Девушка зашла домой: сменила строгий офисный костюм на куртку, черное худи и туристические широкие штаны со множеством карманов. Собрала светлые волосы в хвост и набросила капюшон на голову. Стерла косметику и стала бледной, отдаленной копией пани Кинских.
* * *
Пражский Град горделиво топорщил шпили в закатном свете. Туристы, щелкая камерами фотоаппаратов, неторопливо покидали его территорию. На соборе Святого Вита зажглась подсветка, окрасив желтым резные арки и башню с колокольней. Почетный караул закончил смену и свернул пропускной пункт возле главных ворот. Энн поняла, что пора. Она обогнула Град и направилась в район Нове Место.
Они условились встретиться со стороны закрытого черного хода. Едва она приблизилась к месту, как ее охватило раздражение.
Напарник Эдгар уже перемахнул ограду, как чертова лань, хотя весил вдвое больше. Они собирались проникнуть в святая святых через тайные королевские коридоры. Вход в эти самые коридоры притаился в закрытом для посещений Оленьем рве[6], представляющем собой парк под Пражским Градом.

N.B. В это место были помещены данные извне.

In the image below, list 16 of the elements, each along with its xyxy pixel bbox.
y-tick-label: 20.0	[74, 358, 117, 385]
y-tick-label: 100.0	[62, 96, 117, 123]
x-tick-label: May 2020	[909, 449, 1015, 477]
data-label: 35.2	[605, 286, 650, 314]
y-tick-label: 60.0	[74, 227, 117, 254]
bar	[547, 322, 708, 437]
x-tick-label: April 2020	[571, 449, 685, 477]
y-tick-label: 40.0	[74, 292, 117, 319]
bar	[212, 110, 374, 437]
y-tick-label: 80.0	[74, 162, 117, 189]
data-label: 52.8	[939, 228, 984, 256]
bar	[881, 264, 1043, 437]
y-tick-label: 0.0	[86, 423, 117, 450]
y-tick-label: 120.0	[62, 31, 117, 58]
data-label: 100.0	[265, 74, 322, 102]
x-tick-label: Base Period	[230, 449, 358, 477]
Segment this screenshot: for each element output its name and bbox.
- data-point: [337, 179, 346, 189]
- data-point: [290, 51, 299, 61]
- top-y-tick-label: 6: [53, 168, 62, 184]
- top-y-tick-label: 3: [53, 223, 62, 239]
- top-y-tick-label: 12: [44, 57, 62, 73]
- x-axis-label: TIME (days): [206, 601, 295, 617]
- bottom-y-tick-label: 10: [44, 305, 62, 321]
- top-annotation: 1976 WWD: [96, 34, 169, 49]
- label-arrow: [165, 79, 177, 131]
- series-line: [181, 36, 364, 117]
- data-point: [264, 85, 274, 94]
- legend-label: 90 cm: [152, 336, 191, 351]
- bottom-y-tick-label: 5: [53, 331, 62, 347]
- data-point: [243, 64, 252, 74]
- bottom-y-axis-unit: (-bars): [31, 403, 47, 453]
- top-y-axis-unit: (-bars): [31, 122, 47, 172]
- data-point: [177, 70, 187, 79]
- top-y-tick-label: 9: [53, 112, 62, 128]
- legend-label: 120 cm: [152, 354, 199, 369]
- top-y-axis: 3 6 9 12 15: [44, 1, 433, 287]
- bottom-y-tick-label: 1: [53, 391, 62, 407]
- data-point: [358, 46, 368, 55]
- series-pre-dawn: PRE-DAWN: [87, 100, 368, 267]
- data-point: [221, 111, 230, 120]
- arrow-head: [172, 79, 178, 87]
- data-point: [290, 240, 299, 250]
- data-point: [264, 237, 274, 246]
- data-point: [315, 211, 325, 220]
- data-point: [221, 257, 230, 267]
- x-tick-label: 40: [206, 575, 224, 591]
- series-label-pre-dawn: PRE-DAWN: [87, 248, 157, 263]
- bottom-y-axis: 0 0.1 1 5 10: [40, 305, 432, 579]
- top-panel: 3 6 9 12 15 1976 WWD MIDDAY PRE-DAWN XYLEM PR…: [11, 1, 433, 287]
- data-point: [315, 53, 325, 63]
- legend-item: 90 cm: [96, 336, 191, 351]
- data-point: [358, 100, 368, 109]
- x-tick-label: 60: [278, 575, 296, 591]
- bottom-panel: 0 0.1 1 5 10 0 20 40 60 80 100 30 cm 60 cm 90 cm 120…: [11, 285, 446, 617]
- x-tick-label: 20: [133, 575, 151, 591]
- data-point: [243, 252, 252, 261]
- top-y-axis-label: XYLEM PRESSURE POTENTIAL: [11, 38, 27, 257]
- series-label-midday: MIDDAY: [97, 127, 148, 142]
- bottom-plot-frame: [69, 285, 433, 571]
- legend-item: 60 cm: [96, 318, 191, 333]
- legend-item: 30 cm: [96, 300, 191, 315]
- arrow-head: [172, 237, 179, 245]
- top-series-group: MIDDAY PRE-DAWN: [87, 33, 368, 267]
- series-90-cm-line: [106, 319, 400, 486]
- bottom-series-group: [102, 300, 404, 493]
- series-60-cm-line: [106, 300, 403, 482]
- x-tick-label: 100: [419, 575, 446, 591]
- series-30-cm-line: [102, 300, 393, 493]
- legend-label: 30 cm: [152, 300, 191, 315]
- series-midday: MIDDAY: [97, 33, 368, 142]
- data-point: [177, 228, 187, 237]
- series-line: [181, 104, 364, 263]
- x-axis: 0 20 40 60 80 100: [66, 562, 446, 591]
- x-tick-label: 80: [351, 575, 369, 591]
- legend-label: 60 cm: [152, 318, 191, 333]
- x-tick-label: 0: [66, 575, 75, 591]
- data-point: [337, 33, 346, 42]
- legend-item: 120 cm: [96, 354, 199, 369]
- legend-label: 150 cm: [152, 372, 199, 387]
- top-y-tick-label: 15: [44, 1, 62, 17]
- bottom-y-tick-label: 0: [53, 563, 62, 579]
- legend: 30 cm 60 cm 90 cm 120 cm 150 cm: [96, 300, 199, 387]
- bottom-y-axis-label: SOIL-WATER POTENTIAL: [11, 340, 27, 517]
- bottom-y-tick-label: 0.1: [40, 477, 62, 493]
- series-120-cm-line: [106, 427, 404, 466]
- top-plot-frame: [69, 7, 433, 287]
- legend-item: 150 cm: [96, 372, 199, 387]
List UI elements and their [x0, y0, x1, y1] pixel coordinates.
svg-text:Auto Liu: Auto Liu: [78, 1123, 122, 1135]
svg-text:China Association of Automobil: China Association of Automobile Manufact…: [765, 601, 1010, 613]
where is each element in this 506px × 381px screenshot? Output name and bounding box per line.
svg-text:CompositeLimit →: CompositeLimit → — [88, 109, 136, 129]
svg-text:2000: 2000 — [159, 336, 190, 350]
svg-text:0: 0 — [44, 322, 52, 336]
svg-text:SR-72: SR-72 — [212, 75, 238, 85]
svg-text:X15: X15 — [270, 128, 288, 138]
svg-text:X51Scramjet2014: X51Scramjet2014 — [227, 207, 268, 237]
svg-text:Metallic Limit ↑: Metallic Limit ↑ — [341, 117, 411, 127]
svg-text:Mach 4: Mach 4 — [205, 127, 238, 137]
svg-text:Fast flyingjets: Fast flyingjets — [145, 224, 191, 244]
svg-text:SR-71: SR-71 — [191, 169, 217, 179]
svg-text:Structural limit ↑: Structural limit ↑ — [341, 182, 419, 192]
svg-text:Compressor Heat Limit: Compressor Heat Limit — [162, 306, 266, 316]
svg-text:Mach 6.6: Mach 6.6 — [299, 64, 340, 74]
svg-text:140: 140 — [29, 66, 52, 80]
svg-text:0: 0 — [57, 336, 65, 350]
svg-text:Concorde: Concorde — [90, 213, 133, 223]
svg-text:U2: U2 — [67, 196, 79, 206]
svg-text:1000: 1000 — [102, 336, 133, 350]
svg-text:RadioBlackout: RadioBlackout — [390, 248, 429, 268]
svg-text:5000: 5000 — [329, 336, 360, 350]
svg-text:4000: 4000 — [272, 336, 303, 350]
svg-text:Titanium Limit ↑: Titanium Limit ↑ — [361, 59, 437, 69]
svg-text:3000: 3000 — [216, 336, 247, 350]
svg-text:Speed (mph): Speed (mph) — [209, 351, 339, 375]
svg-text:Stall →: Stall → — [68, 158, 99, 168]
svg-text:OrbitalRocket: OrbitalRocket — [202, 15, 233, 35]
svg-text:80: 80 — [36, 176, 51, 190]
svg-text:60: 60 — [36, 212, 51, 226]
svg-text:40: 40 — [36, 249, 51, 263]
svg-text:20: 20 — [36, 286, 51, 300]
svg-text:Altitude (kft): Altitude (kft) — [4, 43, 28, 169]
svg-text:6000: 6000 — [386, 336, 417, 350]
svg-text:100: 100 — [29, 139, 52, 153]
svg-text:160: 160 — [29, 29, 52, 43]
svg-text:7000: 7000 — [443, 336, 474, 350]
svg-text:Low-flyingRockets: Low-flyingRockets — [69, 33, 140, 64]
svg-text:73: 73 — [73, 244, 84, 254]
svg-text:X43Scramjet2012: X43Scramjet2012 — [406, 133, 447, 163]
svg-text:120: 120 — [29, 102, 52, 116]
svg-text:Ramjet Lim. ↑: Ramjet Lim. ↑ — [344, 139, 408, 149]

Пробежав словно две безликие тени вдоль оврага, они остановились перед решеткой. Повозившись с замком, двинулись по короткому темному коридору и оказались перед капеллой Святого Вацлава. Сразу за ней виднелись резные двери, ведущие в собор Святого Вита. Стены, украшенные фресками и позолоченной лепниной, угрожающе нависли над ними, заставив Энн поежиться и на секунду усомниться в своей затее.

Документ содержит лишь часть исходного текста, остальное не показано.